5.2 Frequentie en detail van data De meeste Euregio’s hebben behoefte aan een jaarlijkse publicatie van data. Dit is namelijk voldoende om doelgroepen in kaart te brengen en om de economische significantie vast te stellen. Daarnaast is geopperd dat hogere frequentie wenselijk is. Om de trend goed te monitoren is het wenselijk als cijfers beschikbaar zijn op kwartaalbasis. Dit maakt het namelijk mogelijk om in halfjaarlijkse rapportage actuele cijfers te presenteren. Met jaarcijfers zal de doorlooptijd om die cijfers te produceren al gauw ruim een jaar zijn waardoor de cijfers minder actueel zijn. Het is natuurlijk de vraag welke kwaliteit op kwartaalbasis te realiseren is. De Euregio’s hebben het liefst zeer gedetailleerde regionale informatie.

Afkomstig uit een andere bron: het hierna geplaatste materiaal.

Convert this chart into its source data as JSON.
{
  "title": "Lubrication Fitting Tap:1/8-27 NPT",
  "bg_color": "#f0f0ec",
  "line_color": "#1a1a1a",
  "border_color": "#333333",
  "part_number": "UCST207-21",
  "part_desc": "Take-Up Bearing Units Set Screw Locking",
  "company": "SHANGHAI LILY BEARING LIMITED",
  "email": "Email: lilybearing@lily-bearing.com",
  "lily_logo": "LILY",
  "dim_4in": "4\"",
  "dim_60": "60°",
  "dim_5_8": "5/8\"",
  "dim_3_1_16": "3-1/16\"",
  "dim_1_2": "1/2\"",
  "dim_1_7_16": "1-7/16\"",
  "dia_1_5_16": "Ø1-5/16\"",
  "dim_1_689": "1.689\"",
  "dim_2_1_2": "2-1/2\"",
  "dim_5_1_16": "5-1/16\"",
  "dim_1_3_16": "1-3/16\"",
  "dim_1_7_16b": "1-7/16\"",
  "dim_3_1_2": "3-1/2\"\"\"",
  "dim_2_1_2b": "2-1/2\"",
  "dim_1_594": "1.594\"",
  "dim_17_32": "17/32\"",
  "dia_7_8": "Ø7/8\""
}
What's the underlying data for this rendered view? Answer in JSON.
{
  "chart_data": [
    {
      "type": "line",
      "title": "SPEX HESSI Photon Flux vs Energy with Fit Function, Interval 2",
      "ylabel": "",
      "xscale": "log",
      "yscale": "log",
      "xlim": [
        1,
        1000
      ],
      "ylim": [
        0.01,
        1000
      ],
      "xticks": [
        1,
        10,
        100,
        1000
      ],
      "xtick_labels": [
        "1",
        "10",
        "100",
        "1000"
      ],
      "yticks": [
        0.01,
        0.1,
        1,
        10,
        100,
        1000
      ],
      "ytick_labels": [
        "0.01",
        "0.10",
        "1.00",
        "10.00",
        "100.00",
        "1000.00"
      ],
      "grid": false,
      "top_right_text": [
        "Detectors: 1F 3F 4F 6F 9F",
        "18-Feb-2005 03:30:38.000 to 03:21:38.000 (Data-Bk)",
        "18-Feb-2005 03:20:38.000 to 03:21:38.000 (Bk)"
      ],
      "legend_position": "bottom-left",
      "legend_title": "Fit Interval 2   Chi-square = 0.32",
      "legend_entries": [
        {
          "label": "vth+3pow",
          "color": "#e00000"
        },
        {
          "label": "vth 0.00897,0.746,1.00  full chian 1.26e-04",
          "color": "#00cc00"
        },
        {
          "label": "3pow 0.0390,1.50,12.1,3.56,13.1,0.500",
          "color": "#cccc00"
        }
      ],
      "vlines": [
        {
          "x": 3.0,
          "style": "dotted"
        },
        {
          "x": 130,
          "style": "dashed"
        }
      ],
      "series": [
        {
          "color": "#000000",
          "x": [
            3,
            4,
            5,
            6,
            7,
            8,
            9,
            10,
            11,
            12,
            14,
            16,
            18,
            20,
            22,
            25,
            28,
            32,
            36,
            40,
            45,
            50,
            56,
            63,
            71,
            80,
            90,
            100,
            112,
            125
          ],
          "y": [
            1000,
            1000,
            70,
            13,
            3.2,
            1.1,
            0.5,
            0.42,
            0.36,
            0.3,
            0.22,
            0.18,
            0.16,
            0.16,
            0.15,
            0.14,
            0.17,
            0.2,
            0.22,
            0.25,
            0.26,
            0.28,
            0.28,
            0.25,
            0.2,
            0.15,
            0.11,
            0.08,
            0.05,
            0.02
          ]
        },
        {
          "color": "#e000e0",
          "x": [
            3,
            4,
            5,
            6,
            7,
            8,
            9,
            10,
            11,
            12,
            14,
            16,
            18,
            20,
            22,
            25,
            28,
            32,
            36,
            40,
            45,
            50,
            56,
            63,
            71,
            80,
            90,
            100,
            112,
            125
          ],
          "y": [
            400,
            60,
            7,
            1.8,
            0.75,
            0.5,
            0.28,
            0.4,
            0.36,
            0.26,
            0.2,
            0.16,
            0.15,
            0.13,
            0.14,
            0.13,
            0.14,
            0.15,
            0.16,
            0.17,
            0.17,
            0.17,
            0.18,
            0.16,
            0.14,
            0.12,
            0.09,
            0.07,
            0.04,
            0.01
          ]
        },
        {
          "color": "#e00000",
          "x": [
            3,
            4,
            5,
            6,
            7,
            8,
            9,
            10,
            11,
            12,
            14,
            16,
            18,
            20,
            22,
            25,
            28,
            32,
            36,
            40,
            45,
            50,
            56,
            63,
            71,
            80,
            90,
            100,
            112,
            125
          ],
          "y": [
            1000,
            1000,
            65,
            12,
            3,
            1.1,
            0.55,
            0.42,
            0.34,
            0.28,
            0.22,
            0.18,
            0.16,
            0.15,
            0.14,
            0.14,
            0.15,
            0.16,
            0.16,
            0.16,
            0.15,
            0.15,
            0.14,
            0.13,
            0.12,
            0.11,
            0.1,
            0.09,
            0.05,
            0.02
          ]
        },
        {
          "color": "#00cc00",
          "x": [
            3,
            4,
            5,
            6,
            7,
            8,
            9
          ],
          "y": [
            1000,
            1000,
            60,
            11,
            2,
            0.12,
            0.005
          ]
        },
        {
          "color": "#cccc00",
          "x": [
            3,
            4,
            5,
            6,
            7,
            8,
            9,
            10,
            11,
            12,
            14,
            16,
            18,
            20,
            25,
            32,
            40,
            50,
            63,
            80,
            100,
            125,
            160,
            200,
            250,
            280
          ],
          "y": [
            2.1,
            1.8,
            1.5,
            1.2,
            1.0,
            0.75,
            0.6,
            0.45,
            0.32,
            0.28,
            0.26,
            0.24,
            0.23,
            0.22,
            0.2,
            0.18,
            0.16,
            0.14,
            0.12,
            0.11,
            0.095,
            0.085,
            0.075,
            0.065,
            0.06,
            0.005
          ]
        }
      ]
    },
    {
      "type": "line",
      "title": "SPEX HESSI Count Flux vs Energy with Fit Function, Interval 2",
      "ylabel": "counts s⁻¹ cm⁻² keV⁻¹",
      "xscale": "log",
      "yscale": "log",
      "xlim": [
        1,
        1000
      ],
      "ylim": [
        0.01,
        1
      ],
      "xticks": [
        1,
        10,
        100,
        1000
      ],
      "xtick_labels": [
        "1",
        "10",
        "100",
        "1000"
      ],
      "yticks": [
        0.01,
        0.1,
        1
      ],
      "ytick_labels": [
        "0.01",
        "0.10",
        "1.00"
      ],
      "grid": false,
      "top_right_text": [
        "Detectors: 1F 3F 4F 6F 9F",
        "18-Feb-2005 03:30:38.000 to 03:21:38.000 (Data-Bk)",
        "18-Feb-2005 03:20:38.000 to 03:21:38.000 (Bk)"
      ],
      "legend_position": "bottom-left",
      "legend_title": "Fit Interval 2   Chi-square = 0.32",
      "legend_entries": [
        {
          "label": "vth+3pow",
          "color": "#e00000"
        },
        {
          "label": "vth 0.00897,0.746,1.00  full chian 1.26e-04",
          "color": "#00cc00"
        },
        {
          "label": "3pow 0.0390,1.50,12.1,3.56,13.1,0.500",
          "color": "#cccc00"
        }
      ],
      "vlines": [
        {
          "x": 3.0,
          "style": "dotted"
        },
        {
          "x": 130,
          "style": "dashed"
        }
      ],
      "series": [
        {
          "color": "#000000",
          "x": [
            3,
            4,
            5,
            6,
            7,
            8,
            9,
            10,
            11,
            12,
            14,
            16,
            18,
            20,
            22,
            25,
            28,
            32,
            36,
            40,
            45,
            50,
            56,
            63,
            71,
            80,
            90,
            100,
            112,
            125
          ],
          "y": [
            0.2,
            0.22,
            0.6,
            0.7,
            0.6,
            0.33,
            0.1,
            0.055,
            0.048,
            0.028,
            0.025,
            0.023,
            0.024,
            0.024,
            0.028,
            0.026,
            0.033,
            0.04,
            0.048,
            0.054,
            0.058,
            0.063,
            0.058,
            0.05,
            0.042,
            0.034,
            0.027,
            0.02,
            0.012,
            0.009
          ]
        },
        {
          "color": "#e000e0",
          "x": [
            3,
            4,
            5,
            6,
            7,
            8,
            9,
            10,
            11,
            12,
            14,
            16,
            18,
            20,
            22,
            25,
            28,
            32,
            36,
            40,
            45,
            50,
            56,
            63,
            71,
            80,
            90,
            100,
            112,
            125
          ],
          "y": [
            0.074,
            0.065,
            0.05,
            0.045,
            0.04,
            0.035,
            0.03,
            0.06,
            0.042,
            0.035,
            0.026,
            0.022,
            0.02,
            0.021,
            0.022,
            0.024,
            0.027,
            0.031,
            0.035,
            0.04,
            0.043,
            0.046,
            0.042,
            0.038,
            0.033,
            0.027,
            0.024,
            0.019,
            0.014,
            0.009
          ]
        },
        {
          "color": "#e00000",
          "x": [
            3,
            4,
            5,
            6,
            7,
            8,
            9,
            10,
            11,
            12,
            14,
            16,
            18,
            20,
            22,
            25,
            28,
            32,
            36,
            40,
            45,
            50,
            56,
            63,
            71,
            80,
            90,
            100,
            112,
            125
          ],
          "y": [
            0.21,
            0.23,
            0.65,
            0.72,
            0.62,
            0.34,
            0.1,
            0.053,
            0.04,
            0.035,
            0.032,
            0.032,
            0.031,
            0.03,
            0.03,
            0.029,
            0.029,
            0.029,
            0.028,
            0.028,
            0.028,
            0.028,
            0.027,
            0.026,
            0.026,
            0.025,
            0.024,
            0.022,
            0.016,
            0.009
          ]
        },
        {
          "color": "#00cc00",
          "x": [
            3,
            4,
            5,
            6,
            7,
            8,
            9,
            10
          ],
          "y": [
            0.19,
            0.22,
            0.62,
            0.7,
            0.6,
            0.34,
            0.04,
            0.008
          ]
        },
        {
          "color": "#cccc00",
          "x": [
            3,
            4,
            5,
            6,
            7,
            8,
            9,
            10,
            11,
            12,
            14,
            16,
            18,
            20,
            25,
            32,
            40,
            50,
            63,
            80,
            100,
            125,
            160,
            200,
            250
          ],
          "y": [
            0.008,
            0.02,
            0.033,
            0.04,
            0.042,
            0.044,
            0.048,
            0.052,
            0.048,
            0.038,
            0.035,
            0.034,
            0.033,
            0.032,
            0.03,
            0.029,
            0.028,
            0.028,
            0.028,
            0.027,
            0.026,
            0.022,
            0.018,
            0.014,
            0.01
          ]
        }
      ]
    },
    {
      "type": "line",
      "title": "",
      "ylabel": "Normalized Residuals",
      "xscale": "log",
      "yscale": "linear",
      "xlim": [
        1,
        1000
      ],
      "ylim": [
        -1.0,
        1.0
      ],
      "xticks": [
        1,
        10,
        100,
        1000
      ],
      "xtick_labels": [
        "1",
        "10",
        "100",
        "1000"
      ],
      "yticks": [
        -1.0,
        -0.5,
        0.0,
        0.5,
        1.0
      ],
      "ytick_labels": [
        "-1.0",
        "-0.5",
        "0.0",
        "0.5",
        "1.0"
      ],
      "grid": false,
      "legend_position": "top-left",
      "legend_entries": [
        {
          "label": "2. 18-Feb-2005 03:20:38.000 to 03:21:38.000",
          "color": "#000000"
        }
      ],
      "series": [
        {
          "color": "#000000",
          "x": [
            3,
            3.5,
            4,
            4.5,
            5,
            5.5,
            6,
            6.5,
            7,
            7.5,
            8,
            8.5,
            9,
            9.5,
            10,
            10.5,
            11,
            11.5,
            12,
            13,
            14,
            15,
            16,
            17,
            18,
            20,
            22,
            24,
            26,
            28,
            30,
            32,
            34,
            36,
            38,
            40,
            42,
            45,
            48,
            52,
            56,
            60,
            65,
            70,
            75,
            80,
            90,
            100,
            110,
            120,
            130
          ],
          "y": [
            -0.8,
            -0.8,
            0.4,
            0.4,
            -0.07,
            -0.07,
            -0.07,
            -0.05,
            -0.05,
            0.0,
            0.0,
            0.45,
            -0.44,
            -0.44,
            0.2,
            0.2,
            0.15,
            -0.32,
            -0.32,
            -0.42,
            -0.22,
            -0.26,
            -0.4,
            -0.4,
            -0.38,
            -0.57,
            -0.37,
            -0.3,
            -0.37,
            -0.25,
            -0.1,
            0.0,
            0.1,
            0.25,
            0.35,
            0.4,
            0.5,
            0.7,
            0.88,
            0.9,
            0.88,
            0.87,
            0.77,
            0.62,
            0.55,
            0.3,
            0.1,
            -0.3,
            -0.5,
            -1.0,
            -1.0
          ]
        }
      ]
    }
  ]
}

Dit is essentieel om de doelgroepen van de Euregio’s goed in kaart te brengen. Mensen behoren namelijk alleen tot de doelgroep als hij of zij in de bewuste Euregio werkt of woont en aan de andere kant van de grens woont respectievelijk werkt. De locatie aan de andere kant van de grens mag buiten de regio zijn. Dan behoren zij nog tot de doelgroep. Een direct gevolg hiervan is dat de gegevens laag regionaal beschikbaar moeten komen omdat Euregio’s gedefinieerd zijn als een
6
verzameling gemeenten en niet altijd aansluiten bij grotere administratieve regio’s. Cijfers zouden het liefst op gemeente niveau beschikbaar moeten zijn, maar minimaal op COROP/Kreis (NUTS3) niveau. Dit is logisch vanwege de specifieke gebiedsbepaling van de Euregio’s en het feit dat ook gemeenten erg geïnteresseerd zijn in deze informatie. Voor NRW zou het voldoende zijn als de informatie op Provincie/Bezirks(NUTS2) niveau beschikbaar zou zijn. Op het gebied van personen hadden de Euregio’s graag informatie over geslacht, leeftijd, nationaliteit, huishoudenssamenstelling, opleidingsniveau & ‐richting, beroep, type contract, arbeidsduur, loon en (voor Duitsland) mini‐jobs. Bij bedrijven is informatie gewenst over de economische activiteit en grootteklasse. De achtergrondinformatie is niet allemaal essentieel maar vaak mooi om te hebben. Men wil vraag en aanbod naar arbeid in de ene regio vergelijken met die van de regio aan de andere kant van de grens. Qua vraag naar arbeid zijn hiervoor de economische activiteit en de kwaliteit van de arbeidsverhouding (duur contract, arbeidsduur en loon) essentieel. Qua aanbod van arbeid gaat het dan om leeftijd, opleiding en beroep.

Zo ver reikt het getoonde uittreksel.